Geneviève Darrieussecq,
Ministère auprès du ministre des solidarités, de l'autonomie et des personnes handicapées, chargé des personnes handicapées •
3 janv. 2023La législation en vigueur antérieurement à la loi de financement de la Sécurité sociale (LFSS) 2020 prévoyait la possibilité pour la victime d'un accident du travail ou une maladie professionnelle (AT/MP) de demander la conversion d'une partie de sa rente sous forme de capital (rachat). Cependant, depuis la LFSS 2020, cette conversion d'une partie de la rente n'est plus possible. Cette règle de rachat partiel des rentes AT-MP en capital était problématique à deux égards. D'une part, elle complexifiait la compréhension globale du dispositif d'indemnisation, en combinant une part d'indemnisation qui ne pouvait en tout état de cause être versée qu'en rente et une part sur option en capital.
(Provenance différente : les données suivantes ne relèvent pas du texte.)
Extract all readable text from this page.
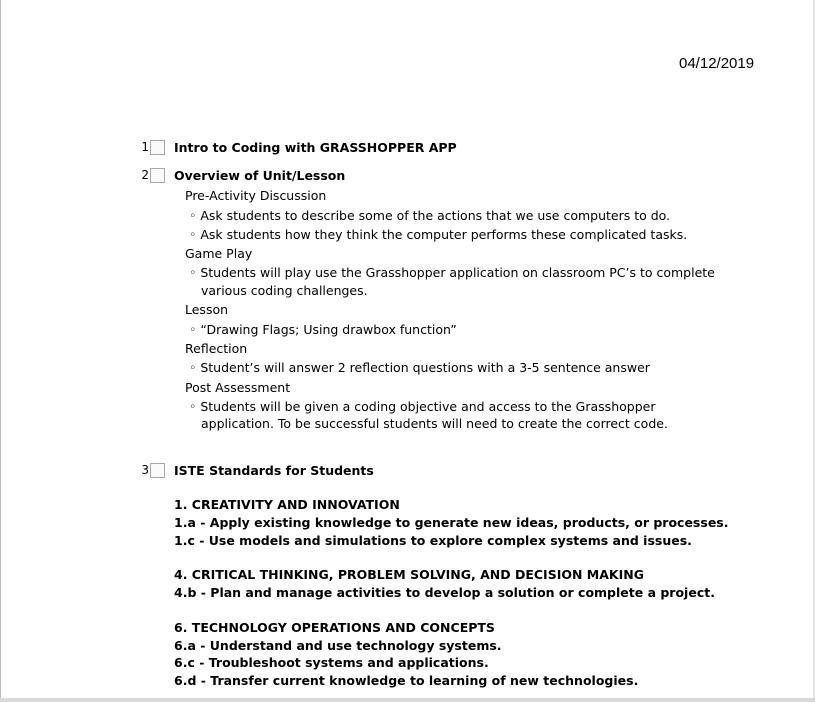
04/12/2019
1 Intro to Coding with GRASSHOPPER APP
2 Overview of Unit/Lesson
Pre-Activity Discussion
◦ Ask students to describe some of the actions that we use computers to do.
◦ Ask students how they think the computer performs these complicated tasks.
Game Play
◦ Students will play use the Grasshopper application on classroom PC’s to complete
various coding challenges.
Lesson
◦ “Drawing Flags; Using drawbox function”
Reflection
◦ Student’s will answer 2 reflection questions with a 3-5 sentence answer
Post Assessment
◦ Students will be given a coding objective and access to the Grasshopper
application. To be successful students will need to create the correct code.
3 ISTE Standards for Students
1. CREATIVITY AND INNOVATION
1.a - Apply existing knowledge to generate new ideas, products, or processes.
1.c - Use models and simulations to explore complex systems and issues.
4. CRITICAL THINKING, PROBLEM SOLVING, AND DECISION MAKING
4.b - Plan and manage activities to develop a solution or complete a project.
6. TECHNOLOGY OPERATIONS AND CONCEPTS
6.a - Understand and use technology systems.
6.c - Troubleshoot systems and applications.
6.d - Transfer current knowledge to learning of new technologies.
De manière plus fondamentale, une telle règle se heurtait à la logique transversale à tous les risques de la sécurité sociale d'indemnisation sous forme de versement mensuel ou de rente et non en capital. Il convient en outre de rappeler que le taux de recours à la capitalisation de la rente demeurait relativement réduit pour les victimes d'AT-MP susceptibles d'en bénéficier : il se situait entre 11% et 15% selon les années (et sa diminution sur une longue période explique en grande partie la baisse des dépenses, de 37 à 30 M€ entre 2013 et 2017). Les taux de recours étaient en outre particulièrement faibles pour les victimes d'accidents graves ayant entraîné un taux d'incapacité permanente supérieure à 50% (7%) et les personnes de plus de 60 ans (5%). A l'inverse, les tranches d'âge de 20 à 39 ans se caractérisaient par un taux de capitalisation relativement important (24%). Or, c'est précisément pour cette population que l'avantage comparatif d'une indemnisation par la rente est le plus élevé, dans la mesure où la probabilité de modification de la situation de santé à l'avenir est plus forte et où le barème de rachat de rente (qui s'appuyait sur l'espérance de vie en 1954) leur était particulièrement défavorable. Le choix d'une indemnisation en rente est ainsi d'autant plus protecteur pour cette tranche d'âge. Aussi, la suppression du dispositif de rachat de rente apparaît comme une mesure protectrice des droits des victimes. Pour l'ensemble de ces raisons, il n'est donc pas prévu de rétablir le dispositif de rachat de rente.